Danish king changes coat of arms in the middle of the row with Trump over Greenland | Denmark

The Danish king has shocked some historians by changing the royal coat of arms to highlight Greenland and the Faroe Islands – in what has also been seen as a rebuke of Donald Trump.

Less than a year since he succeeded his mother, Queen Margrethe, after she stepped down on New Year’s Eve 2023, King Frederik has made a clear statement of intent to keep the self-governing Danish territory and former colony within the Kingdom of Denmark.

For 500 years, former Danish royal arms have had three crowns, the symbol of the Kalmar union between Denmark, Norway and Sweden, which was carried from Denmark between 1397 and 1523. They are also an important symbol of neighboring Sweden.

But in the updated version, the crowns have been removed and replaced with a more prominent polar bear and ram than before to symbolize Greenland and the Faroe Islands respectively.

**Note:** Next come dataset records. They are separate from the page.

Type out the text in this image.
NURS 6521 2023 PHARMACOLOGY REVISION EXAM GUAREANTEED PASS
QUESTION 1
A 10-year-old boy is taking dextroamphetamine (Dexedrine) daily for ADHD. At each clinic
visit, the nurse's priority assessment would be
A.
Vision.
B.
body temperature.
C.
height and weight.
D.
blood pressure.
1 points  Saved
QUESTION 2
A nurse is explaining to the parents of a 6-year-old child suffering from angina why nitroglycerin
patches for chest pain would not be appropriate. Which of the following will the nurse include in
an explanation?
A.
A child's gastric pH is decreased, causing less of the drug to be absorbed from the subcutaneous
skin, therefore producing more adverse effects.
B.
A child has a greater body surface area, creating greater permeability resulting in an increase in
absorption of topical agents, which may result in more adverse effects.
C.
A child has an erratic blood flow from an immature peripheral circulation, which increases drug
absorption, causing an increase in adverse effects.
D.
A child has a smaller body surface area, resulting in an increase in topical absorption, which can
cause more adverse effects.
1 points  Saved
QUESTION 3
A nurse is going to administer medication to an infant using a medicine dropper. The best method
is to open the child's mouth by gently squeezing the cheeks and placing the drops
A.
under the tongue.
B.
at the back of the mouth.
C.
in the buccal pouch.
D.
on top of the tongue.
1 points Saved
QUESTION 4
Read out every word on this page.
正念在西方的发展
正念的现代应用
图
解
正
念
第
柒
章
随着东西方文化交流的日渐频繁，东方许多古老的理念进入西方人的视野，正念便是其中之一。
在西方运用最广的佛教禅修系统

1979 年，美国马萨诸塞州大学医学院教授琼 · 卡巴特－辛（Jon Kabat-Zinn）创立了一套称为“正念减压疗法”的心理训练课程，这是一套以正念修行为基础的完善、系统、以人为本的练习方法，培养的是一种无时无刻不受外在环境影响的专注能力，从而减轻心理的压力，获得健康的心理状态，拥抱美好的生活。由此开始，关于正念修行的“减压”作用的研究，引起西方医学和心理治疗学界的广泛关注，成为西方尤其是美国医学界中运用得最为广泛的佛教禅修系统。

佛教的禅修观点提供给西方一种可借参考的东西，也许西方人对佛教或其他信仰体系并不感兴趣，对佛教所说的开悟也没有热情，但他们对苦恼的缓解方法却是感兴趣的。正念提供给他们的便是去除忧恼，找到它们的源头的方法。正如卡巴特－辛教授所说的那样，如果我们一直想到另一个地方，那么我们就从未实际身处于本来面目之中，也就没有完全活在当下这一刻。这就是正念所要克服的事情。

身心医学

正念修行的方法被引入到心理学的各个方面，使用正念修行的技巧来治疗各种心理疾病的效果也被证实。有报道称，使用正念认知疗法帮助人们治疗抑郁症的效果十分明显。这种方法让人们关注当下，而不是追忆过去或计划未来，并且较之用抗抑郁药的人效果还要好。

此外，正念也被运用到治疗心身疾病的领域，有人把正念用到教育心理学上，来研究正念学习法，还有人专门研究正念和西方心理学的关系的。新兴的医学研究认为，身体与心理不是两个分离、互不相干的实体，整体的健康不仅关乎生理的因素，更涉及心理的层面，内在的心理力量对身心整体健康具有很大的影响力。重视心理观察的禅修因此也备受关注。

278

The move comes at a time of increased tension about Greenland and its relationship with Denmark, which continues to control its foreign and security policy.

US President-elect Trump said again last month that he wants the US to buy Greenland, and Greenland’s Prime Minister, Múte Egede, recently accused Denmark of genocide in response to investigations into the forced contraception scandal of the 1960s and 70s . In Egede’s own New Year’s speech, he accelerated the calls for Greenlandic independence and called for the removal of “the shackles of the colonial era”.

Trump’s son, Donald Trump Jr., was expected to visit Greenland on Tuesday, a local official told Reuters, adding that it was a private visit and that he wanted to record material for a podcast and would not meet with any local officials.

Trump Sr later confirmed the trip took place in a post on his Truth Social website, without naming a date. He added: “Greenland is an incredible place and the people will benefit enormously if and when it becomes part of our nation. We will protect it, and cherish it, from a very evil world outside. MAKE GREENLAND GREAT AGAIN !”

The Royal Household said the coat of arms, which is used on official documents and seals and features dating back to the 12th century, “strengthens the Commonwealth’s prominence”. The three crowns, it said, had been removed “as it is no longer relevant”.

The changes, it said, were made on the recommendation of a committee appointed just after his accession on January 14, 2024.

Last week, the king said in his first New Year’s speech: “We are all united and each committed to the kingdom of Denmark. From the Danish minority in South Schleswig – which is even outside the kingdom – and all the way to Greenland. We belong together.”

skip previous newsletter campaign

Since 1819, the royal arms have been changed three times before now, in 1903, 1948 and 1972. But the latest changes have been met with shock in some quarters.

Ever since the peace treaty of Knäred in 1613, which ended the Kalmar War, Sweden “was forced to accept the rights of the Danish king to use the Swedish symbol of the three crowns,” said Dick Harrison, a history professor at the Swedish University of Lund. makes its removal from the Danish coat of arms now “a sensation”.

“The symbol survived the great defeats in the wars against Sweden in the 1640s and 1650s, the loss of Norway in 1814, the loss of Schleswig to Germany in 1864, the transition to modernity, the loss of Iceland and the German occupation of the world. second war,” he said. “So from a historical point of view, it is a sensation that King Frederik X has decided to remove the symbol.”

But Sebastian Olden-Jørgensen, a historian at the Saxo Institute at the University of Copenhagen, said it sends clear signals about current geopolitics, especially amid Greenlandic demands for independence.

“When the Greenlanders, and in a certain sense also the Faroese, play with the idea of ​​achieving full independence, the royal house shows that they support the state’s policy, which is to preserve the unity of the kingdom,” he said Berlingske.

Royal expert Lars Hovbakke Sørensen believes that the changes reflect the king’s personal interest in the Arctic, but also send a message to the world.

“It is important to signal from the Danish side that Greenland and the Faroe Islands are part of the Danish kingdom and that it is not up for discussion. That’s how you mark it,” he told TV2.

Greenland’s Self-Government has been contacted for comment.